While appearing expensive, GE⊕-LPS could ultimately end up saving Europe an enormous amount of money. Astrostrom projects that the infrastructure investment involved in getting all this working would “cost less than €100 billion” ($109.2 billion), which is a tiny fraction of the European energy transition budget of 5 trillion Euros. Astrostrom estimated that, when finished, electricity from the lunar-sourced satellites would be significantly cheaper than terrestrially-made ones, costing €74/MWh ($80.1) compared to €156/MWh ($170.5). With 78 power sats, Astrostrom estimates “a potential net profit of approximately €1.4 trillion over a 30-year period”, providing 886 TWh of clean baseload electricity per year.
Whether any of this will come to pass is unclear; putting technological hurdles aside, Astrostrom claims that “the geopolitical challenges may be the most difficult to overcome.” The report says that the Ukraine conflict has highlighted the importance of fossil fuel control in geopolitical conflict, and that any energy-focused project this size is going to have a huge geopolitical impact.
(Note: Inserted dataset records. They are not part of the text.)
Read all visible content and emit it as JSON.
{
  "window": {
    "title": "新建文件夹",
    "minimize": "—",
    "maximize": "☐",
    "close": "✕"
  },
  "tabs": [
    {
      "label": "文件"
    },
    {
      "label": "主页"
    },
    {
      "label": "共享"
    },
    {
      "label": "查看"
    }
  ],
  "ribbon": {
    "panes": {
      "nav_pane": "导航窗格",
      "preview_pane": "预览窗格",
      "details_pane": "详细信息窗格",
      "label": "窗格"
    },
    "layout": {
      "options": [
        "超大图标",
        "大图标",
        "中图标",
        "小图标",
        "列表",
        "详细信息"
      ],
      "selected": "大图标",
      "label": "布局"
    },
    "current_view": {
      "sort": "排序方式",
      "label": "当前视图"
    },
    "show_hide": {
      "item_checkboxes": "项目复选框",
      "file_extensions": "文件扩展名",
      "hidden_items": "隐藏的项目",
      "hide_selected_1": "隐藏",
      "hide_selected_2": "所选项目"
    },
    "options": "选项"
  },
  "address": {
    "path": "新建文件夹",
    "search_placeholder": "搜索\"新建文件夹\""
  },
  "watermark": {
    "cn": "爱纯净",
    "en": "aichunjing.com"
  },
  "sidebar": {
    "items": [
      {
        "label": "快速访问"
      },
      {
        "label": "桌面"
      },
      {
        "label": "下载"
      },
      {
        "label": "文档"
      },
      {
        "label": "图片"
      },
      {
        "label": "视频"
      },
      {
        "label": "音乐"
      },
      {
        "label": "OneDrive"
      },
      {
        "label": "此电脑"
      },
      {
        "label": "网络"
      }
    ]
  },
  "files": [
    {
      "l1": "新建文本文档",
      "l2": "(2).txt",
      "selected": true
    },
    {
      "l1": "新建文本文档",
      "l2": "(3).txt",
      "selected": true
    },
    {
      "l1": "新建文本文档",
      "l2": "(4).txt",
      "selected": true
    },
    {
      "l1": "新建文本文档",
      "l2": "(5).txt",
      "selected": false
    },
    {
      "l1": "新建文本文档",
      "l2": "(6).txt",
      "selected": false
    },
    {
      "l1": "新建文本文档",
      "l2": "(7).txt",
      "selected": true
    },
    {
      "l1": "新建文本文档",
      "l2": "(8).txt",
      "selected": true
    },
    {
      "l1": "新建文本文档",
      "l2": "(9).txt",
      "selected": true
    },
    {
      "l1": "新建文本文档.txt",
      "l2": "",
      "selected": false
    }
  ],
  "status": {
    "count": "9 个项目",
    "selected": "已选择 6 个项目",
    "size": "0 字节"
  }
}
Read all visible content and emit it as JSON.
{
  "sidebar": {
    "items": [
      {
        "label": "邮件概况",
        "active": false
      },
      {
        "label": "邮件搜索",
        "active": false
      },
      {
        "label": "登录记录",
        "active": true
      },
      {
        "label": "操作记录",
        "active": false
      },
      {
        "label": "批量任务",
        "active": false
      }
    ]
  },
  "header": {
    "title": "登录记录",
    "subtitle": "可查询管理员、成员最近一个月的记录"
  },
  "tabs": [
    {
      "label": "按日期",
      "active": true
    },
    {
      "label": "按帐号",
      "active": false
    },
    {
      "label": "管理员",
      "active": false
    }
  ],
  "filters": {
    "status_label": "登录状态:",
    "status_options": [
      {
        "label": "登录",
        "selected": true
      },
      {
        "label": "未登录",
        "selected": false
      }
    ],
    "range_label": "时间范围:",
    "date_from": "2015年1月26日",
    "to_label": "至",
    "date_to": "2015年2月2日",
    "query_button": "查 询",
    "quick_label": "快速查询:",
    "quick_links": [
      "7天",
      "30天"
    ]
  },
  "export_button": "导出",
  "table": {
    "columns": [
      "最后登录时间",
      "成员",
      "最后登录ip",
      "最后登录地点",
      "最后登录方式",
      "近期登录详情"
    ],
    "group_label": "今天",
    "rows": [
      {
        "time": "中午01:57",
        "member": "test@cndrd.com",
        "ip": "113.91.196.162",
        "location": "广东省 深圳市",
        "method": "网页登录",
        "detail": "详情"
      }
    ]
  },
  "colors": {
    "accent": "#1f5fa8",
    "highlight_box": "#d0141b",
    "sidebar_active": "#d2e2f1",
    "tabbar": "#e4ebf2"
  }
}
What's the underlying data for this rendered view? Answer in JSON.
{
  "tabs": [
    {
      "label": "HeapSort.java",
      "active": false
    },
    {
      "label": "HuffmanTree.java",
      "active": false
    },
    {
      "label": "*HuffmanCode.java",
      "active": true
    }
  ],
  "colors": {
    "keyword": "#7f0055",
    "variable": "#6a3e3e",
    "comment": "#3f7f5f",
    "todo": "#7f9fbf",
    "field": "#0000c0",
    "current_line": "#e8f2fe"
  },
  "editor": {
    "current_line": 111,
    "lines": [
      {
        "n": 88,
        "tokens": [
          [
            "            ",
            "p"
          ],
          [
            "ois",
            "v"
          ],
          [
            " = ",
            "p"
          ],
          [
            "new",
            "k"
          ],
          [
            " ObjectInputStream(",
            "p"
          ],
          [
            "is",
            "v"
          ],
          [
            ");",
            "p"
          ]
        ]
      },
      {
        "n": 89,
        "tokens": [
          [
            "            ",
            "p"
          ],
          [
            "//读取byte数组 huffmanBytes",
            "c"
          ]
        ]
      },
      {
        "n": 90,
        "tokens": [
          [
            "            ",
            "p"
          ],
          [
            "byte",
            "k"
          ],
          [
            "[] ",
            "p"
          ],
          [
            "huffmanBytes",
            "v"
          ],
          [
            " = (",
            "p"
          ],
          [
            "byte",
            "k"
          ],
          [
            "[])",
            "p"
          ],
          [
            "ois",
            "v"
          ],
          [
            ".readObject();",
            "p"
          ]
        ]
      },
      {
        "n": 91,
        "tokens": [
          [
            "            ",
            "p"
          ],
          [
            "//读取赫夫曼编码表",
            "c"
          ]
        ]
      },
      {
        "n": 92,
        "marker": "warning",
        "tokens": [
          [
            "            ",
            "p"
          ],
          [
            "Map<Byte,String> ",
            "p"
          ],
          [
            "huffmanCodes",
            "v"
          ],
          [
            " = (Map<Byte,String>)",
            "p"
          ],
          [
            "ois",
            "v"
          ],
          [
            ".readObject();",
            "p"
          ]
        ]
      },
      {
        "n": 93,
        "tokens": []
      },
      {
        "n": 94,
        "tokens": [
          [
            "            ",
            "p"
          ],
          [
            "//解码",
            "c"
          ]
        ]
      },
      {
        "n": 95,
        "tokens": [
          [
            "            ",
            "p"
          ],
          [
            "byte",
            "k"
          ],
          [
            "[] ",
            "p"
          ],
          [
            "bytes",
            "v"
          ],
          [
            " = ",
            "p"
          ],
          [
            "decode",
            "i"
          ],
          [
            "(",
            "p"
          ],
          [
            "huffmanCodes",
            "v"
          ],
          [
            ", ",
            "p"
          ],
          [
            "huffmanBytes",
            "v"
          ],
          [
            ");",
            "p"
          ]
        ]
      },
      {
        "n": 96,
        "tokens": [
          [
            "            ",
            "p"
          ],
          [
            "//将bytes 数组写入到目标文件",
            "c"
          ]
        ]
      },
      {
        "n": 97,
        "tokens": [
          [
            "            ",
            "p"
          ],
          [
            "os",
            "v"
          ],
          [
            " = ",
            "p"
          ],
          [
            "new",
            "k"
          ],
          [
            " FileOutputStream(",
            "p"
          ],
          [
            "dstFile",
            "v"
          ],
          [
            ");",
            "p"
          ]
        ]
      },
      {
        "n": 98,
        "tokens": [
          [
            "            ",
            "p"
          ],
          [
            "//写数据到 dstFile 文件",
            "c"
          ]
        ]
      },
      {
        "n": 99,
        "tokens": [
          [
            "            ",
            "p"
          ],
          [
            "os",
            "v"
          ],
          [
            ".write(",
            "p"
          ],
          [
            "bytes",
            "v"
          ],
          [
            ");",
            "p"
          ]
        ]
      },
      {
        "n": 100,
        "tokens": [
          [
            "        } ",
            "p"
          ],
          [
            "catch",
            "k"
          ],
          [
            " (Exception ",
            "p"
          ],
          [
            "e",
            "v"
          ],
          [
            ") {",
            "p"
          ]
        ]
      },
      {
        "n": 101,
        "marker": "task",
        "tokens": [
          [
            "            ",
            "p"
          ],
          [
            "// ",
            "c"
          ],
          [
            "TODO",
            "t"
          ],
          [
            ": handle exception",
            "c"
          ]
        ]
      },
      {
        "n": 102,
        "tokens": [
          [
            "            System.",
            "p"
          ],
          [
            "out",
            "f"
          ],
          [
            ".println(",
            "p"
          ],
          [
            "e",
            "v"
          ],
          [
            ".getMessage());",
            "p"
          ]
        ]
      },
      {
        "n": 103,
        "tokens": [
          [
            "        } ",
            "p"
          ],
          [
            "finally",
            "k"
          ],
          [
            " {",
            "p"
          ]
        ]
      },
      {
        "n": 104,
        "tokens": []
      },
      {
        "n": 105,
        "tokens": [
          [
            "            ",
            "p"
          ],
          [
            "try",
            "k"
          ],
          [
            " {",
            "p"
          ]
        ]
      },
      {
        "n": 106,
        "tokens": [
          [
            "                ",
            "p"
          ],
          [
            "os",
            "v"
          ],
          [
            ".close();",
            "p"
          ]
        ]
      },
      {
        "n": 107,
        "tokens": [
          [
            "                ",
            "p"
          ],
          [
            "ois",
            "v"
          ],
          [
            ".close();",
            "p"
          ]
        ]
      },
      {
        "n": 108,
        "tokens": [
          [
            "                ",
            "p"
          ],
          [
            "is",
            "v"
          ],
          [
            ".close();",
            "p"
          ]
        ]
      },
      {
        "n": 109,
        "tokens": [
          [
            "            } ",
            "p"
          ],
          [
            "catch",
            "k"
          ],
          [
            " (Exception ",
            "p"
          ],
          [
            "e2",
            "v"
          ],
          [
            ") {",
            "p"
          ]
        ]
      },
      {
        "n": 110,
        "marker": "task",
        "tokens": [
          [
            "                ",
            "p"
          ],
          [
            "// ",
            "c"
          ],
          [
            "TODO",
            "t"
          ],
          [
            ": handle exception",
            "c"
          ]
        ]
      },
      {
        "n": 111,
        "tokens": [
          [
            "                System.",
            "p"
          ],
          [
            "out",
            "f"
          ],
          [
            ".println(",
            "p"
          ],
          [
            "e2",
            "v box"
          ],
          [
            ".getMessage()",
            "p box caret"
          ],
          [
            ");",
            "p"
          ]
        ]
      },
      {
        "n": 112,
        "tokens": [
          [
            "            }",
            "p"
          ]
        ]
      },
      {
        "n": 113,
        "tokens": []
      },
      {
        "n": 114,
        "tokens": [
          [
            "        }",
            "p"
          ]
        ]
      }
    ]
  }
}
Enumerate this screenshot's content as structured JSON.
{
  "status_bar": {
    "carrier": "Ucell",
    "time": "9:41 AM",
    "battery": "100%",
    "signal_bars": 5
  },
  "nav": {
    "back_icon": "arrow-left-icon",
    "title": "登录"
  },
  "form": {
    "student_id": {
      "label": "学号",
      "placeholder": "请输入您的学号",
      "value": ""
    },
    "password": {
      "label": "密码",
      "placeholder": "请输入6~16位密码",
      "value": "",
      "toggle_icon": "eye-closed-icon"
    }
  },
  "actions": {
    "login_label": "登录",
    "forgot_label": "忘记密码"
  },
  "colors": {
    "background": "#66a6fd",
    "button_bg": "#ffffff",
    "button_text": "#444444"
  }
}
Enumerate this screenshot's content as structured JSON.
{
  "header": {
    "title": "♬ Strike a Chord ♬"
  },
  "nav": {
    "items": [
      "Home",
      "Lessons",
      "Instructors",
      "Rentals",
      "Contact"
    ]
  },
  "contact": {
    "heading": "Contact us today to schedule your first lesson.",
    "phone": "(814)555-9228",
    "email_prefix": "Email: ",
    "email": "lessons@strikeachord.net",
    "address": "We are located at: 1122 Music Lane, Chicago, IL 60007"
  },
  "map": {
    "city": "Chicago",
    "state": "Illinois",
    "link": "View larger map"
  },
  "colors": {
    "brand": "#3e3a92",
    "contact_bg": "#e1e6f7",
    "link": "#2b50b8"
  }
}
The company grants that “international legal cooperative arrangements and agreements will be a prerequisite for its eventual success, and that the satellites and hub will be politically or physically vulnerable if “only one nation or even if a small group of politically aligned nations takes the initiative.” While it may be unlikely that this particular proposal is brought to life, it does demonstrate the possibilities that come with expansion into cislunar space, the return to the Moon, and the exploitation of Lunar ISRU.
Nevertheless, assuming there’s political will, Astrostrom does provide a timeline and set of milestones. This includes early R&D and organizing over the next few years, ramping up in 2025-2026. The efforts to build the project begin in earnest starting in 2027, scaling up over the next decade. The first power satellites would be produced in 2037, with the constellation up and running by 2050—the year when Europe is slated to make its transition.